Parashá Noé 5754
Genèse 6 :9 - 11 :32
16 Octobre 1993 / Rosh Hodesh Jeshván 5754
(Traductrice : Gloria G. Lafarge, atoscano@arrakis.es)
Comment le plaisir de Dieu pour la création
se convertit rapidement en
lamentation ! L´intervalle d´une seule parashá, durant
10 générations,
l´humanité teint la terre de violence qui transforme le paradis
en
perdition. Citation de l´incomparable épopée de Milton,
le Paradis
Perdu :
Honte à l´homme !Jusqu´aux Diables condamnés
á l´enfer,
signent la concorde qui est étrangère au comportement des
hommes,
créatures rationnelles bien qu´elles soient encore sous l´espérance
de la grâce divine ; et bien que Dieu proclame la paix,
attisent entre eux honte, aversion, querelles,
se font des guerres cruelles et la terre détruisent
pour terminer les uns, les autres se détruisant,...
(Livre II : lignes 496-502 ; traduction en espagnol de Abilio Etcheverría,
version poétique, ed. Planeta, Barcelone, Espagne, 1993 ).
La décision de Dieu de détruire la civilisation est une mesure
de la
décadence de celle-ci et de la perte de toute espérance de
Dieu. La
continuité de la vie humaine ne tient qu´à un fil,
la faveur qu´un homme
trouve encore aux yeux de Dieu.
Mais, quelle sorte d´homme est Noé ? La Tora le décrit
brèvement :
“Noé était un homme juste, sa genération était
sans tache (Genèse
6 :9 )”. Le Midrash, auquel n´échappe ni un détail,
est perplexe face à
la force du mot ajouté “Bedorotav- dans sa génération
“. Ceci rehausse
ou rabaisse le mérite de Noé ? Comme vous pouvez l´imaginer,
il
existe deux points de vue. Le premier suggère qu´en réalité
le mot
représente une fin. La justice de Noé était supérieure
à celle de ses
voisins, mais difficilement surpassait celle de Moïse ou de Samuel.
Mais vu les conditions, il n´est pas nécessaire d´avoir
une grande dose
de justice pour exceller face aux autres.

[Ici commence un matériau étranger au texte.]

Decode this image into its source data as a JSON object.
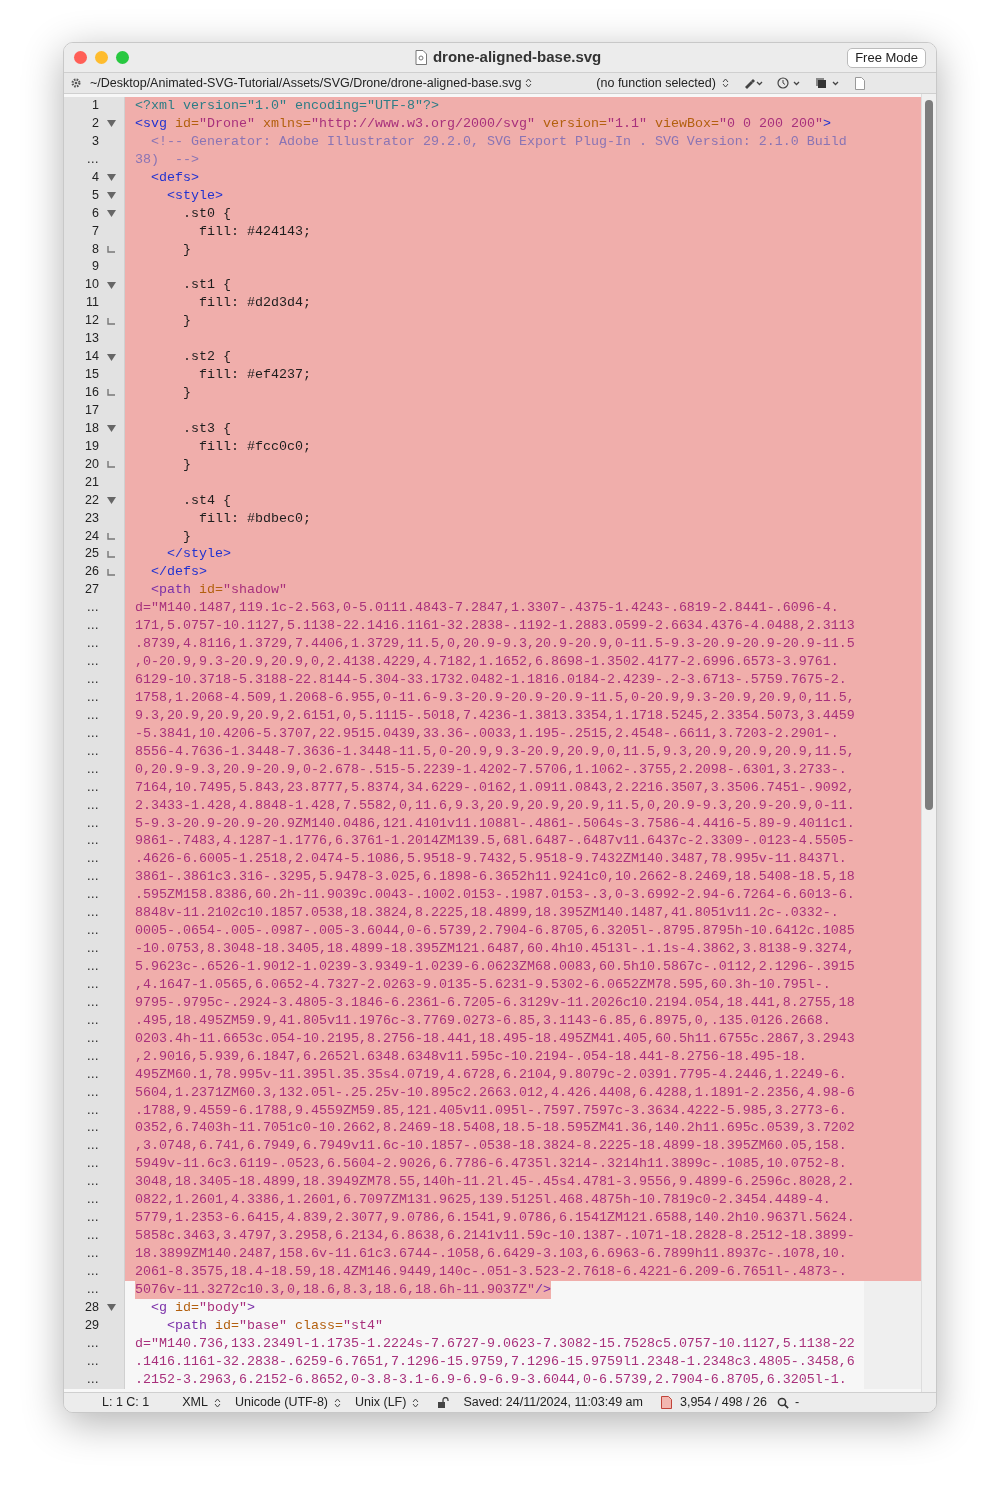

Le point de vue opposé soutient que ce mot vante le mérite
de Noé. Si
lui pouvait diriger le fait d´être un homme bon dans un entourage
totalement contraire, combien plus noble et distingué serait son
comportement dans une communauté de personnes qui penseraient
comme lui !
Ayant grandi dans un petit village sans l´aide d´une grande
communauté juive, de bon gré je m´identifie avec la
seconde position,
Le dernier critère n´est pas le niveau de réalisation,
mais l´effort
nécessaire pour l´exécuter. Il est beaucoup plus facile
d´être un juif à
New-York que dans n´importe quel endroit retiré des centres
urbains
d´Amérique. La ligne vitale d´un fort système
d´appui compense le
courant d´assimilation. La vertu de Noé fut de préserver
un minimum
de décence dans une société indécente, seul
et grâce à la vertu de
l´effort constant. C´est ce qui attira l´attention de
Dieu et ce qui pressa
les rabbins pour formuler le magnanime et indulgent principe halájico
suivant : “Celui qui réalisera un seul commandement, sera dans le
droit
chemin, ses jours seront prolongés, et il héritera de la
terre (Mishná
Kiddushin 1.10 )”. Les circonstances difficiles ne sont pas une excuse
pour tout laisser. L´effort et l´obligation qu´impliquent
la préservation
d´une parcelle du judaïsme, ne restera pas sans récompense.
Du reste, la Tora implique que Noé n´était pas exactement
un exemple
de vertu. L´évidence nous permet de voir ses imperfections.
Je veux
parler de son attitude durant tout le déluge. Au contraire d´Abraham,
il
ne leva pas la voix pour protester contre la perspective d´une calamité
générale. Abraham répliqua seulement à Dieu,
longuement et
durement, à propos du destin de deux villes. Noé ne fit qu´accueillir
paisiblement l´avertissement divin pour se sauver lui-même.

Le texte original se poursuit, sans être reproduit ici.